I work for Pivotal. We have a contract with Canonical that leads us to base all our work on Ubuntu, including derived base images, analogous to how RHEL is bundled into OpenShift.
If you're buying from us, this news is neutral. If you're buying from Red Hat, this news is neutral. If you're buying from neither, it's good news.
* https://buildpacks.io/
I think these images will fold up neatly into CNBs without much fuss, if they are packaged as stacks.
Also replace your shepherd dogs with wolves, wolves are bigger, faster, and will do it for free[*].
I'm all for Google-bashing in areas that actually make some sense but this is nonsensical.
If you are running in Google cloud, its their machines and they have power to do pretty much whatever they want anyway. How would this feature affect anything?
Of course, they could have bolstered the distro teams. And the fact that the repositories are within GCR, not Docker, is just convenience.
It brings you closer into Googles warm, technototalitarian embrace, is what I mean.
They've been at it (looks like) since ~2014, and their goals and motivations seem 100% in line with google, but at the package/distro level, not the container-base-image level (highly related): https://tests.reproducible-builds.org/debian/unstable/amd64/...
It's been a long time since I've believed in their idealism, yes, but I still think accusing Debian of being in the advertising and surveillance business is a bit harsh.
My intent was to challenge your statement that google are better package maintainers than Debian, specifically w.r.t. reproducibility of builds.
It's disrespectful to Debian to think that they haven't been pushing for secure, auditable, trusted software running on trusted computers.
It's practically their reason for existing: taking open, auditable software, packaging it in reproducible fashion for use by anyone who wants it.
https://www.debian.org/social_contract.html#guidelines
Imagine if Debian had similar financial support available compared to Google/RedHat?

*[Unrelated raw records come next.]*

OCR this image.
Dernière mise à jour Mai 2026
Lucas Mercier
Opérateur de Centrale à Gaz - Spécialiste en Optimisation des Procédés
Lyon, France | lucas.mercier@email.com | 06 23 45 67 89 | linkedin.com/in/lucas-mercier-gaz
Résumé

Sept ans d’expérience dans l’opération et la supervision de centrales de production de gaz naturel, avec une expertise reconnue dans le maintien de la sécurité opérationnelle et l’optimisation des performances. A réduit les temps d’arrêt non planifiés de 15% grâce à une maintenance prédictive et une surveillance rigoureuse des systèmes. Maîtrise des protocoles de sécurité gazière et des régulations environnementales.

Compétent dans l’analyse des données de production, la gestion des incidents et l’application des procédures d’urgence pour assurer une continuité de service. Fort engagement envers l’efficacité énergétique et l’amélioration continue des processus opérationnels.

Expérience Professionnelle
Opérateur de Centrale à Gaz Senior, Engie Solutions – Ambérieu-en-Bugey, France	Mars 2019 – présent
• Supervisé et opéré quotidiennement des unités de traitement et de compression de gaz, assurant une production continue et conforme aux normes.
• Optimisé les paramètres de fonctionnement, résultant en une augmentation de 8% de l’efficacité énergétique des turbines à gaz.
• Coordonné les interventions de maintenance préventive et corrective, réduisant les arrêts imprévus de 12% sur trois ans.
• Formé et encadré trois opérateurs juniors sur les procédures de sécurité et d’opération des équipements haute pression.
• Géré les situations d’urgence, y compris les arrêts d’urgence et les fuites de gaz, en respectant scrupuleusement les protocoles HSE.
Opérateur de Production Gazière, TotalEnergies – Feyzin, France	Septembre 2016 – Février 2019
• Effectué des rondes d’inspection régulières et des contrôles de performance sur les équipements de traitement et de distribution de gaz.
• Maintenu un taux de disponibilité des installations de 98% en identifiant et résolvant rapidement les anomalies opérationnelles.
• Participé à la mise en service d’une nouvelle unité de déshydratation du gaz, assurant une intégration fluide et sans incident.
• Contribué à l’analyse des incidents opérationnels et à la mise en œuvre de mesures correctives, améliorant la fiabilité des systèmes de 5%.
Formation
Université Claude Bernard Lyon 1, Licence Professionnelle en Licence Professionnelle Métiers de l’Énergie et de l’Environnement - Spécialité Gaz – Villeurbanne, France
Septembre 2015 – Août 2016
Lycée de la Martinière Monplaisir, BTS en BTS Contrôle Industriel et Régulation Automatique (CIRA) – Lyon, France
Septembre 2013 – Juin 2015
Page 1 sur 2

The best info I could find is here: https://www.spi-inc.org/corporate/annual-reports/2017.pdf
`This covers the Period January 1, 2017 – December 31, 2017`
`Gross Income -------- 635,311.59`
...and in that way, yes: google can afford more package maintainers, more scrutiny, but if they are "better package maintainers" it's at those margins and due to economics rather than ability or desire.
Ah, I believe there's a misunderstanding coming from misreading of my statement: what I wrote is that the _reason to upgrade_ would be the _belief_ that they are better, and that if you restrict yourself to _certain measures_, they probably can, by throwing more money at the problem. I hoped that he latter part of my comment probably makes it rather clear that Google wouldn't actually be better as far as I'm concerned. Even from purely technical perspective, I'm fairly sure Debian is willing to support many architectures Google will ignore.
This is difficult with Docker directly today because timestamps appear all over the place. We designed and built a custom set of bazel rules to make this possible.
[1] https://github.com/debuerreotype/debuerreotype
(I work on GCP)
That's interesting. Is there a reason for that?
IIRC the stock CentOS doesn't use HTTPS for its yum/rpm repos and I figured it wasn't necessary to use HTTPS since the package signature is verified.